Christianity Requires Sin

Sin is transgression of the law of God. To believe that you (and all other humans) have sinned, you must accept a set of related doctrines, including the existence of the God who made the laws, the wisdom of those laws, and the possibility of an existential punishment for the transgression. Most would also add the ultimate reward for accepting God’s solution to this sin debt, and accepting the solution itself, usually called salvation. As in, salvation from sin. Their Savior, Jesus Christ, is the solution to the sin problem introduced in the Bible, the sacred text of Christianity.

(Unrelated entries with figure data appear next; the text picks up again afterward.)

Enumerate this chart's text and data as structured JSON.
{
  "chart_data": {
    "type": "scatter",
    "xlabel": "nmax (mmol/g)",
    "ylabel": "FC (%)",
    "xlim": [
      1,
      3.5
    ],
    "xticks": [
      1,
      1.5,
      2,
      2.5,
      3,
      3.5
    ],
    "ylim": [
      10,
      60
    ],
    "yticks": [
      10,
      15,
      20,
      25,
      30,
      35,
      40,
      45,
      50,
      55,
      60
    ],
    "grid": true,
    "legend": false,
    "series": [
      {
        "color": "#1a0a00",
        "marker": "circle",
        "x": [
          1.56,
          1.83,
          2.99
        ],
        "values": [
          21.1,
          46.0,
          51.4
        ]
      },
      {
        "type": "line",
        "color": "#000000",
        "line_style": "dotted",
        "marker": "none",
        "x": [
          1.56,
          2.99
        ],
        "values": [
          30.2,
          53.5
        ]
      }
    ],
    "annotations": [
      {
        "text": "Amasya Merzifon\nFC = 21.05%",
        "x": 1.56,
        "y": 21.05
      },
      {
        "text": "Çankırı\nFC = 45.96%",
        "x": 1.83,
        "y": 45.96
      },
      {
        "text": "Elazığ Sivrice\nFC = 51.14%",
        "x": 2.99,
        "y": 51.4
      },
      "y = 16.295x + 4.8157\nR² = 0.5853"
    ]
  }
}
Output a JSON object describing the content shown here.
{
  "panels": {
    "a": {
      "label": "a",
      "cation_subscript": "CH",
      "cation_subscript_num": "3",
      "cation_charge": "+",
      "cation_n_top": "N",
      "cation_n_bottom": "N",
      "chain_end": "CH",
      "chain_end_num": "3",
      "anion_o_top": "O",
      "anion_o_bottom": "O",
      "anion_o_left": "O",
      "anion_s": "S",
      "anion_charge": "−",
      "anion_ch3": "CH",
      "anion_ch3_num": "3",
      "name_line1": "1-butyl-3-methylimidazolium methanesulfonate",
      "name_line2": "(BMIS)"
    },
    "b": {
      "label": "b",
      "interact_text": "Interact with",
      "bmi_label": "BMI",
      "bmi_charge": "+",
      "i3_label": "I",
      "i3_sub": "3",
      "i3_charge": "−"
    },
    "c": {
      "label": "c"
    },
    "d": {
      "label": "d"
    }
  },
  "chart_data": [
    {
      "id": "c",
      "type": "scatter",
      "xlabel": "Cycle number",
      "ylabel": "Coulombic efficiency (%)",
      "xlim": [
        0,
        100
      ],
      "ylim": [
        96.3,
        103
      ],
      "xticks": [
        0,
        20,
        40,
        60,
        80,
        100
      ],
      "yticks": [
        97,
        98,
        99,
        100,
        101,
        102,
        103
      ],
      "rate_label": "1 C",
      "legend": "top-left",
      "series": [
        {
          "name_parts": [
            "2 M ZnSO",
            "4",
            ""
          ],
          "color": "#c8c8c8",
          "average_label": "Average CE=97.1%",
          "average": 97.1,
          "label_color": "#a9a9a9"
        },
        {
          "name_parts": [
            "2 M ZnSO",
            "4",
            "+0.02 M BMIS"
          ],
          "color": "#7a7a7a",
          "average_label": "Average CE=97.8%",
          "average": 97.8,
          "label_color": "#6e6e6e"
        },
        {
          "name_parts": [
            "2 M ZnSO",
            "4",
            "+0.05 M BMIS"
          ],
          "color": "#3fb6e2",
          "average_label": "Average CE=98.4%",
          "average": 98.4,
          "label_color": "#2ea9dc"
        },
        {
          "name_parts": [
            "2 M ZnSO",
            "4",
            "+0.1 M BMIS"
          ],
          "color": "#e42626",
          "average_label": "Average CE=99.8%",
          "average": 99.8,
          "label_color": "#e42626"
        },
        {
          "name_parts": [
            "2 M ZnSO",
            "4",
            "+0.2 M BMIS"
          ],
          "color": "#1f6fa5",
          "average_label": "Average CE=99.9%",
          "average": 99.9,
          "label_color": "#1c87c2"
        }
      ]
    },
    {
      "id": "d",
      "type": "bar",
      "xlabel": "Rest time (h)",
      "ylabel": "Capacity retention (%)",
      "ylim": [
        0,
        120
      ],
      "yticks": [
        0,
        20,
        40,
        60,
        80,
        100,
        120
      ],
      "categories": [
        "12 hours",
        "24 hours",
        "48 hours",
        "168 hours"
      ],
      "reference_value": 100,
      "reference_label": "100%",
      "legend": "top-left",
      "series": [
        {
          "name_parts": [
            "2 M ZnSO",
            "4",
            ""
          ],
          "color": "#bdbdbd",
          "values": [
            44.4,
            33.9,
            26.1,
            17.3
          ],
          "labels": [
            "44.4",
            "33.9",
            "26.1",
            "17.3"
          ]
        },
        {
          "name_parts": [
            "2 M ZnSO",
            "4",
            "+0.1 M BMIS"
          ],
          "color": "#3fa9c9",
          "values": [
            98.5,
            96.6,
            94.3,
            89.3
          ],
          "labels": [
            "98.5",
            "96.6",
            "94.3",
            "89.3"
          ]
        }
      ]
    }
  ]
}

Another way of organizing ideas about evil behavior, unfortunate circumstances, and ultimate ends flows from common sense. Nobody’s perfect, some cruelty perverts morals beyond repair, and societies can increase members’ happiness and wellness by a social contract. Individuals have a choice to make about how much or little to abide by the contract, accepting the consequences when their actions harm themselves, others, or the society beyond what is tolerable to their community. The solutions to such problems could be varied, depending on evidence-based research into causes: mental health care, physical health care, mending social connections, financial assistance, etc. No religion required.

You must give up these common sense ideas about how to organize societies if you accept Christianity as your worldview. Your new guide, your Bible, must supersede common sense whenever the two conflict. 

It may seem like common sense that if you are harmed by another person, and they sincerely regret it and apologize, that your choice to forgive and forget ends the problem. But depending on when you lived, the Bible solution involved brutally killing either an animal or Jesus Christ. In the sin economy of Old Testament Israel, your sins would be counted against you in an eventual Judgment unless you confessed them, ritually transferred them into a sacrificial animal, and that animal died in the ritual performed by one of the legitimately chosen members of the priesthood. In the sin economy of the New Testament, it’s the same, except Christ stands in for the priest and the sacrifice.

I used to choose the Christian way of looking at life. Now I reject it, in favor of common sense. Go, and believe in sin no more.